Ieri il presidente della Regione Marsilio ha revocato le deleghe al politico teatino, dopo mesi di braccio di ferro con la Lega

Dopo Forza Italia, il suo partito, anche una voce inaspettata si leva in difesa di Mauro Febbo, cacciato ieri dalla giunta regionale dopo mesi di scontri con la Lega. È quella del segretario nazionale di Rifondazione comunista, Maurizio Acerbo. 

"Mi sono scontrato con Mauro Febbo per anni - dice - avendo cultura e collocazione politica assai distanti. Ma per onestà intellettuale credo che tutti gli avversari politici come me debbano riconoscergli la capacità e l'impegno che che lo contraddistinguono. Ha dimostrato il suo valore da presidente della Provincia di Chieti e poi da assessore regionale", precisa. 

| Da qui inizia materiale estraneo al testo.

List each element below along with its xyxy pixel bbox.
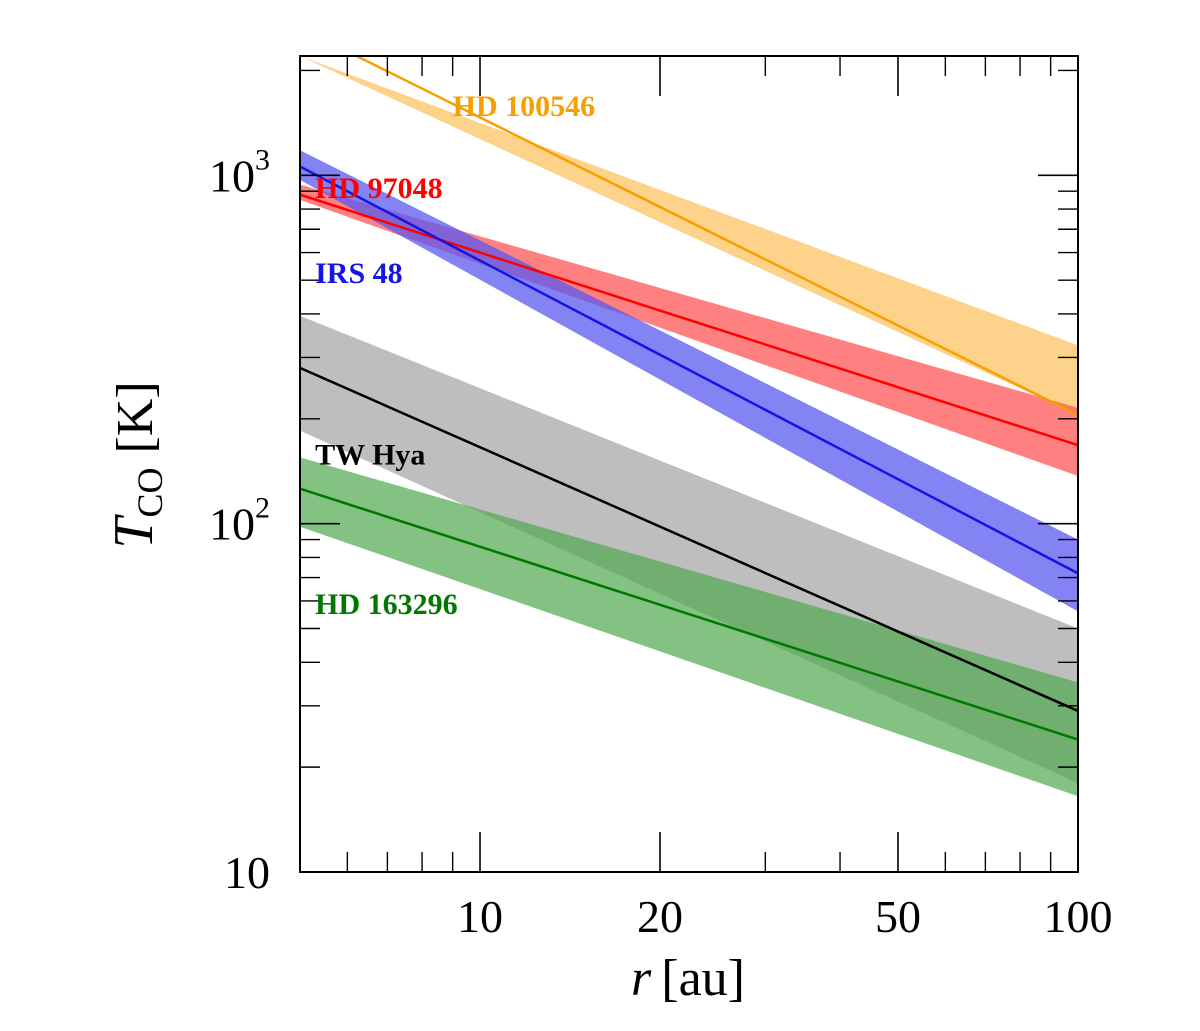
band-hd-163296: [300, 457, 1078, 797]
line-hd-100546: [353, 56, 1078, 417]
band-hd-100546: [300, 56, 1078, 416]
x-tick-label: 10: [457, 891, 503, 942]
line-irs-48: [300, 165, 1078, 575]
label-irs-48: IRS 48: [315, 257, 403, 290]
line-hd-97048: [300, 193, 1078, 447]
y-tick-label: 102: [209, 492, 270, 550]
band-irs-48: [300, 150, 1078, 612]
y-axis-label: TCO[K]: [103, 381, 170, 548]
label-tw-hya: TW Hya: [315, 438, 425, 471]
x-tick-label: 20: [637, 891, 683, 942]
line-hd-163296: [300, 487, 1078, 741]
x-tick-label: 100: [1044, 891, 1113, 942]
x-axis-label: r [au]: [631, 950, 745, 1007]
x-tick-label: 50: [875, 891, 921, 942]
line-tw-hya: [300, 366, 1078, 713]
label-hd-97048: HD 97048: [315, 172, 443, 205]
label-hd-163296: HD 163296: [315, 588, 458, 621]
label-hd-100546: HD 100546: [453, 90, 596, 123]
y-tick-label: 103: [209, 143, 270, 201]
y-tick-label: 10: [224, 847, 270, 898]
plot-frame: [299, 55, 1079, 873]
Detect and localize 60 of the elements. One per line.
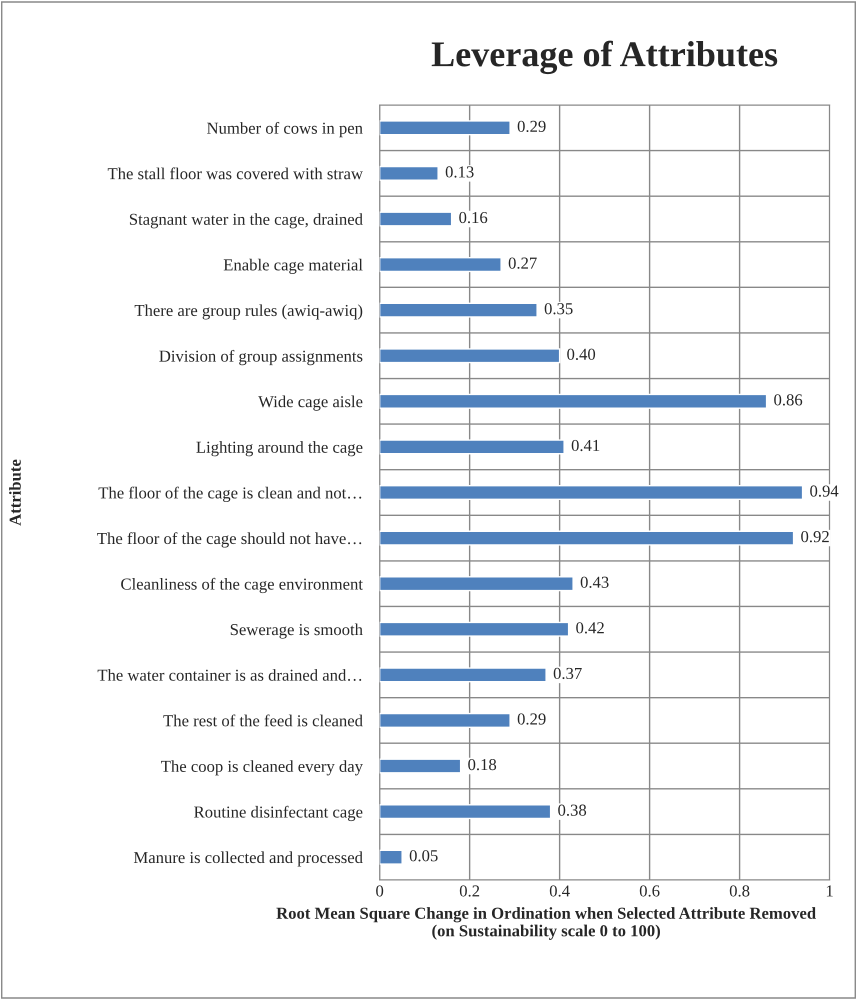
y-tick-label: Cleanliness of the cage environment [121,578,363,594]
y-tick-label: The stall floor was covered with straw [108,167,363,180]
bar [380,576,574,592]
data-label: 0.92 [801,531,829,542]
chart-title: Leverage of Attributes [432,40,778,74]
bar [380,302,538,318]
y-tick-label: The coop is cleaned every day [161,760,363,776]
y-tick-label: Enable cage material [224,258,363,274]
data-label: 0.40 [567,348,596,360]
x-tick-label: 0 [376,885,384,897]
x-tick-label: 1 [826,885,833,896]
y-tick-label: The rest of the feed is cleaned [163,714,363,726]
x-tick-label: 0.4 [550,885,570,897]
bar [380,211,452,227]
bar [380,484,804,500]
data-label: 0.37 [554,668,582,680]
bar [380,257,502,272]
y-tick-label: Manure is collected and processed [134,851,363,867]
bar [380,804,552,820]
y-tick-label: The floor of the cage is clean and not… [98,486,362,502]
y-tick-label: Lighting around the cage [196,441,362,456]
data-label: 0.38 [558,804,586,816]
bar [380,394,768,409]
data-label: 0.42 [576,622,604,634]
bar [380,850,403,865]
data-label: 0.05 [410,850,438,862]
bar [380,667,547,682]
bar [380,439,565,454]
bar [380,530,794,546]
y-tick-label: Division of group assignments [159,350,362,366]
data-label: 0.27 [508,257,537,269]
data-label: 0.13 [446,166,474,178]
y-tick-label: There are group rules (awiq-awiq) [134,304,362,320]
data-label: 0.18 [468,758,496,770]
bar [380,166,439,181]
y-tick-label: Wide cage aisle [258,396,362,411]
y-tick-label: The floor of the cage should not have… [97,532,362,548]
data-label: 0.29 [518,120,546,132]
data-label: 0.43 [580,576,609,588]
y-axis-title: Attribute [9,460,21,526]
data-label: 0.41 [572,440,600,452]
y-tick-label: The water container is as drained and… [98,669,362,681]
x-tick-label: 0.6 [640,885,660,897]
data-label: 0.16 [459,212,488,224]
x-tick-label: 0.8 [730,885,750,897]
data-label: 0.35 [544,303,573,314]
bar [380,712,511,728]
y-tick-label: Sewerage is smooth [230,623,363,639]
y-tick-label: Number of cows in pen [207,122,363,138]
data-label: 0.94 [810,485,838,497]
x-tick-label: 0.2 [460,885,480,897]
x-axis-title: Root Mean Square Change in Ordination when Selected Attribute Removed (on Sustainability scale 0 to 100) [276,907,816,940]
y-tick-label: Routine disinfectant cage [194,806,362,822]
bar [380,120,511,136]
data-label: 0.29 [518,713,546,725]
bar [380,348,560,364]
bar [380,758,462,774]
data-label: 0.86 [774,394,802,406]
y-tick-label: Stagnant water in the cage, drained [130,213,363,228]
bar [380,622,570,637]
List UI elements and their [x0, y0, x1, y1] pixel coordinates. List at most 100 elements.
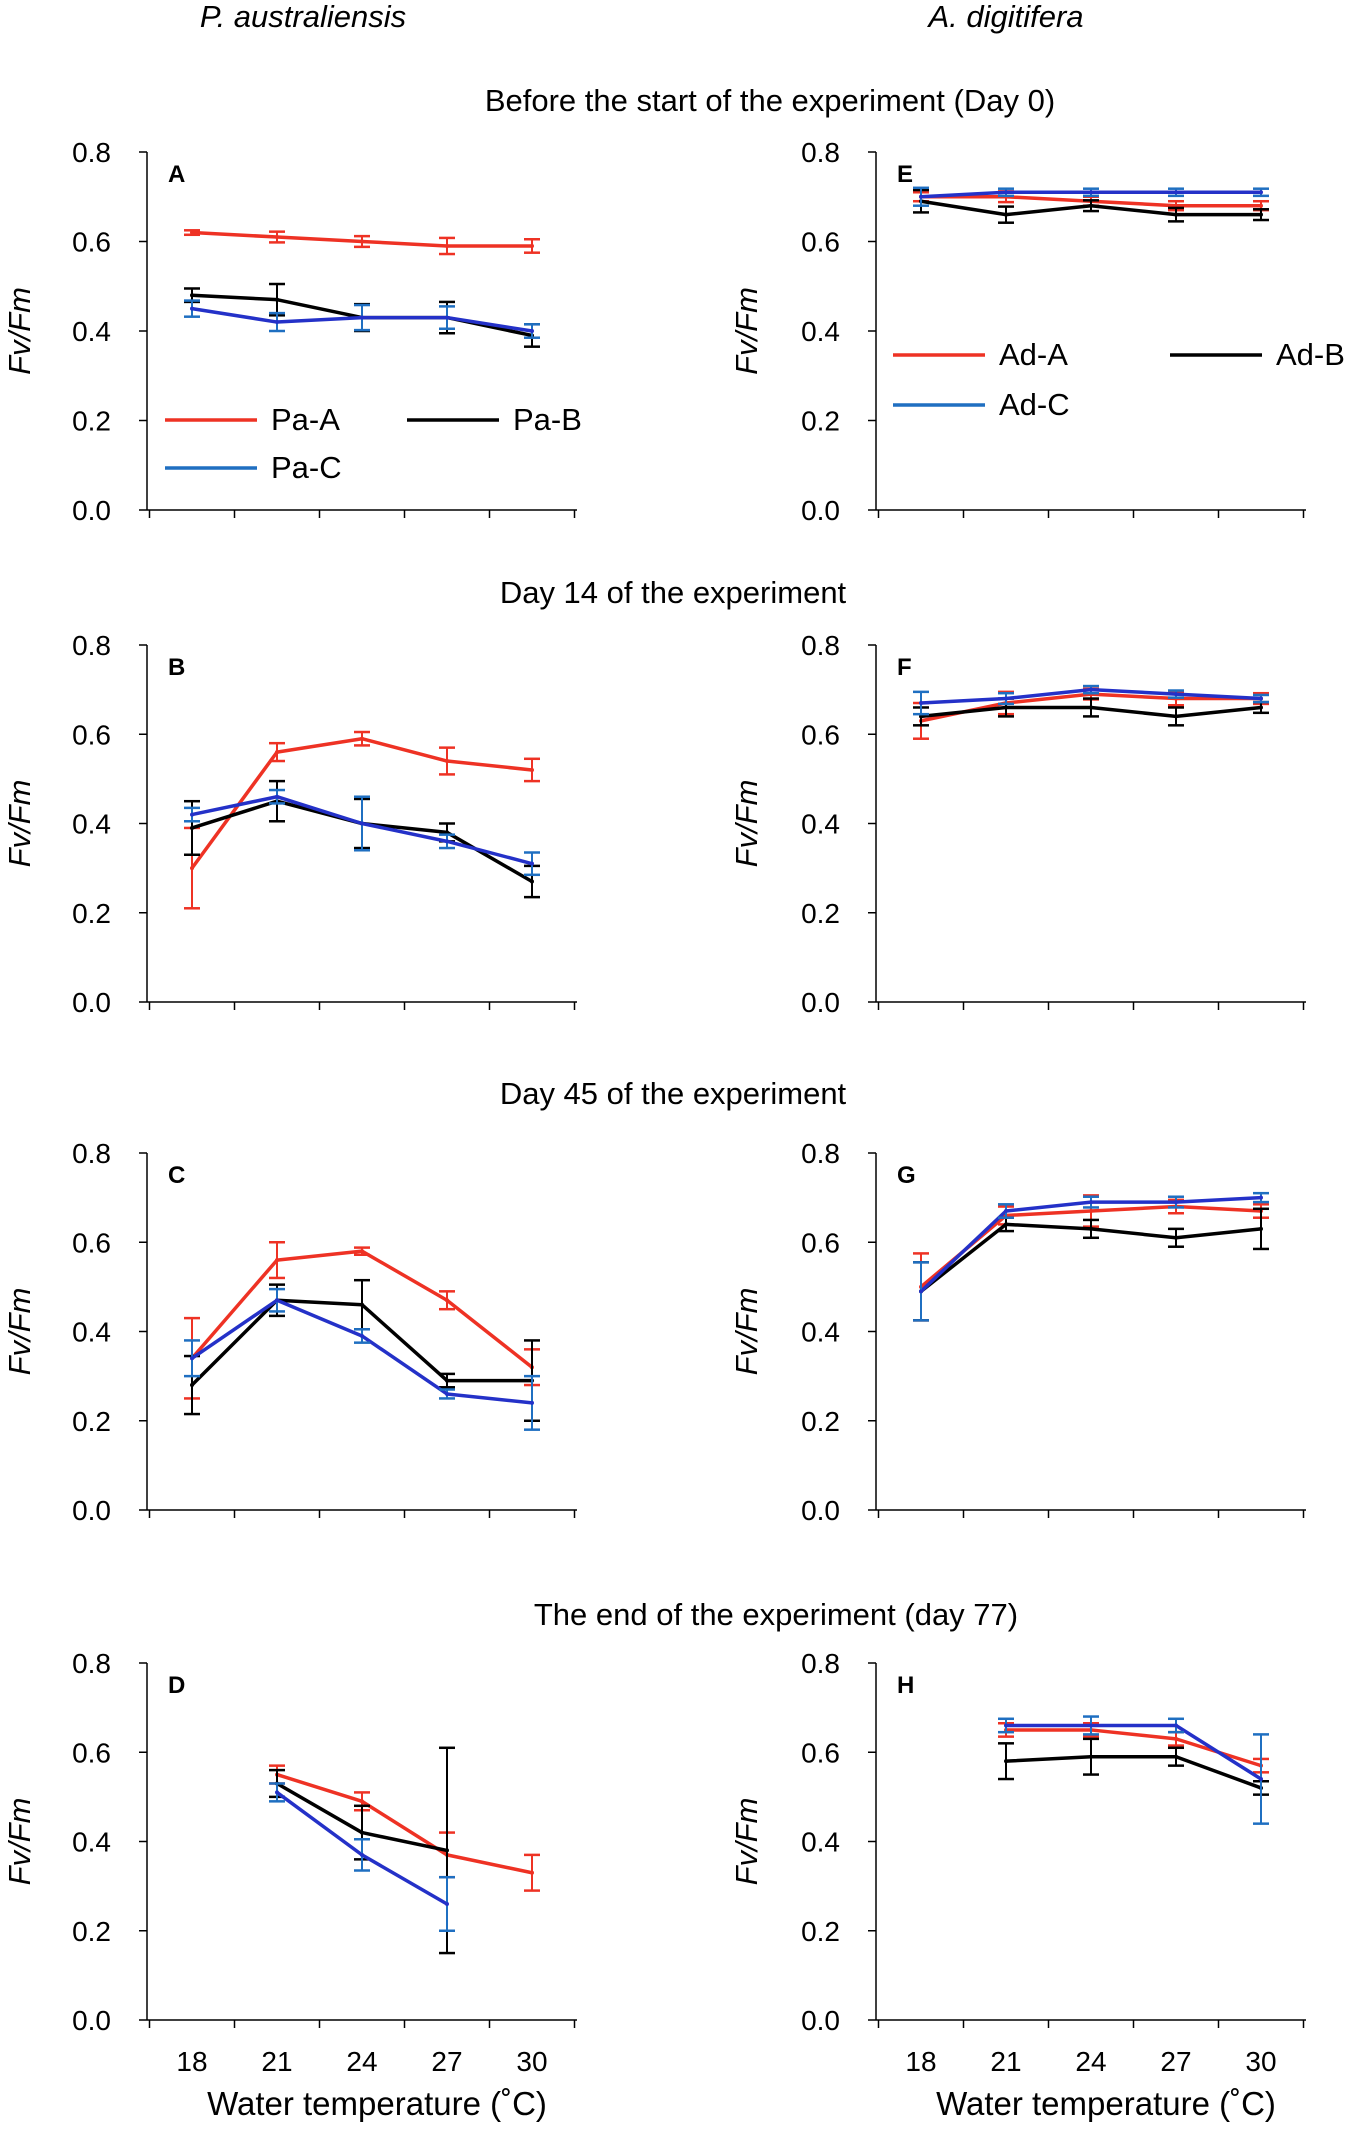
- data-point: [919, 1289, 923, 1294]
- y-tick-label: 0.6: [801, 227, 840, 258]
- y-axis-title: Fv/Fm: [729, 287, 764, 375]
- panel-label: B: [168, 654, 185, 681]
- series-Ad-B: [913, 697, 1269, 727]
- y-tick-label: 0.4: [72, 316, 111, 347]
- series-Pa-A: [269, 1764, 540, 1892]
- chart-panel-H: 0.0 0.2 0.4 0.6 0.8 18 21 24 27 30 Water temperatu…: [729, 1648, 1306, 2122]
- chart-panel-B: 0.0 0.2 0.4 0.6 0.8 Fv/Fm B: [2, 630, 577, 1018]
- series-Ad-C: [913, 186, 1269, 207]
- data-point: [275, 750, 279, 755]
- section-title-day0: Before the start of the experiment (Day …: [485, 83, 1055, 118]
- data-point: [1259, 212, 1263, 217]
- data-point: [1174, 1754, 1178, 1759]
- data-point: [360, 736, 364, 741]
- series-Pa-C: [184, 788, 540, 877]
- data-point: [360, 1302, 364, 1307]
- series-line: [1005, 1754, 1262, 1790]
- x-tick-label: 27: [431, 2046, 462, 2077]
- y-tick-label: 0.6: [801, 719, 840, 750]
- panel-label: H: [897, 1672, 914, 1699]
- data-point: [1259, 705, 1263, 710]
- y-tick-label: 0.8: [801, 630, 840, 661]
- data-point: [190, 866, 194, 871]
- data-point: [1089, 1723, 1093, 1728]
- x-tick-label: 30: [516, 2046, 547, 2077]
- data-point: [1174, 692, 1178, 697]
- legend: Ad-A Ad-B Ad-C: [893, 337, 1345, 422]
- data-point: [1174, 1235, 1178, 1240]
- y-tick-label: 0.8: [72, 137, 111, 168]
- y-tick-label: 0.0: [801, 495, 840, 526]
- data-point: [1259, 1777, 1263, 1782]
- series-Pa-A: [184, 1241, 540, 1400]
- data-point: [1259, 1195, 1263, 1200]
- data-point: [275, 794, 279, 799]
- data-point: [275, 1298, 279, 1303]
- x-axis-title: Water temperature (˚C): [936, 2085, 1276, 2122]
- data-point: [190, 825, 194, 830]
- series-Pa-C: [184, 1287, 540, 1431]
- y-tick-label: 0.8: [72, 630, 111, 661]
- panel-label: E: [897, 161, 913, 188]
- y-tick-label: 0.8: [72, 1138, 111, 1169]
- data-point: [530, 879, 534, 884]
- series-Pa-A: [184, 730, 540, 910]
- x-tick-label: 18: [176, 2046, 207, 2077]
- y-tick-label: 0.6: [72, 1227, 111, 1258]
- data-point: [530, 329, 534, 333]
- data-point: [275, 297, 279, 302]
- data-point: [275, 320, 279, 325]
- y-axis-title: Fv/Fm: [2, 780, 37, 868]
- y-tick-label: 0.6: [72, 719, 111, 750]
- series-Ad-C: [998, 1715, 1269, 1825]
- section-title-day14: Day 14 of the experiment: [500, 575, 847, 610]
- data-point: [1004, 190, 1008, 195]
- data-point: [530, 1400, 534, 1405]
- data-point: [1174, 1723, 1178, 1728]
- data-point: [445, 315, 449, 320]
- y-tick-label: 0.4: [801, 1317, 840, 1348]
- y-tick-label: 0.0: [801, 2005, 840, 2036]
- legend-label: Ad-C: [999, 387, 1070, 422]
- y-tick-label: 0.8: [801, 137, 840, 168]
- data-point: [1259, 203, 1263, 208]
- y-axis-title: Fv/Fm: [729, 1798, 764, 1886]
- data-point: [445, 1848, 449, 1853]
- data-point: [1004, 705, 1008, 710]
- y-tick-label: 0.8: [801, 1648, 840, 1679]
- series-Ad-C: [913, 1191, 1269, 1322]
- data-point: [1174, 714, 1178, 719]
- data-point: [1089, 705, 1093, 710]
- data-point: [275, 235, 279, 240]
- y-tick-label: 0.0: [801, 1495, 840, 1526]
- data-point: [1004, 1222, 1008, 1227]
- y-tick-label: 0.4: [72, 809, 111, 840]
- data-point: [1089, 190, 1093, 195]
- data-point: [190, 306, 194, 311]
- y-tick-label: 0.2: [72, 406, 111, 437]
- y-axis-title: Fv/Fm: [2, 287, 37, 375]
- y-axis-title: Fv/Fm: [2, 1288, 37, 1376]
- data-point: [919, 194, 923, 199]
- data-point: [445, 759, 449, 764]
- data-point: [1089, 1754, 1093, 1759]
- legend-label: Pa-C: [271, 450, 342, 485]
- data-point: [1004, 1723, 1008, 1728]
- series-Ad-B: [913, 1207, 1269, 1322]
- y-tick-label: 0.8: [801, 1138, 840, 1169]
- data-point: [190, 230, 194, 235]
- data-point: [530, 243, 534, 248]
- data-point: [360, 1249, 364, 1254]
- species-title-right: A. digitifera: [926, 0, 1083, 34]
- data-point: [445, 1391, 449, 1396]
- data-point: [275, 1790, 279, 1795]
- section-title-day77: The end of the experiment (day 77): [534, 1597, 1018, 1632]
- data-point: [1259, 696, 1263, 701]
- x-tick-label: 18: [905, 2046, 936, 2077]
- y-tick-label: 0.4: [801, 316, 840, 347]
- data-point: [530, 1870, 534, 1875]
- series-Ad-B: [998, 1737, 1269, 1796]
- data-point: [190, 812, 194, 817]
- x-tick-label: 30: [1245, 2046, 1276, 2077]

Il politico pescarese ritiene "molto grave che il presidente Marsilio abbia accettato il diktat di un partito di peracottari come la Lega abruzzese e abbia ritirato le deleghe a un assessore che lui stesso dichiara aver fatto un ottimo lavoro. Febbo - accusa - viene buttato fuori dalla giunta regionale per una vendetta politica con una logica partitocratica inaccettabile. Usano la Regione come se le istituzioni fossero proprietà della loro combriccola. Nel pieno di un'energenza sanitaria, economica e sociale, fanno una crisi di una giunta regionale perché un candidato imposto e pure antipatico ha perso le elezioni a Chieti? Ma pensassero a risolvere i problemi della gente se ne sono capaci", chiude Acerbo. 

Anche la capogruppo del Movimento 5 stelle in consiglio regionale, Sara Marcozzi, aveva accusato la coalizione di "giochi di poltrone".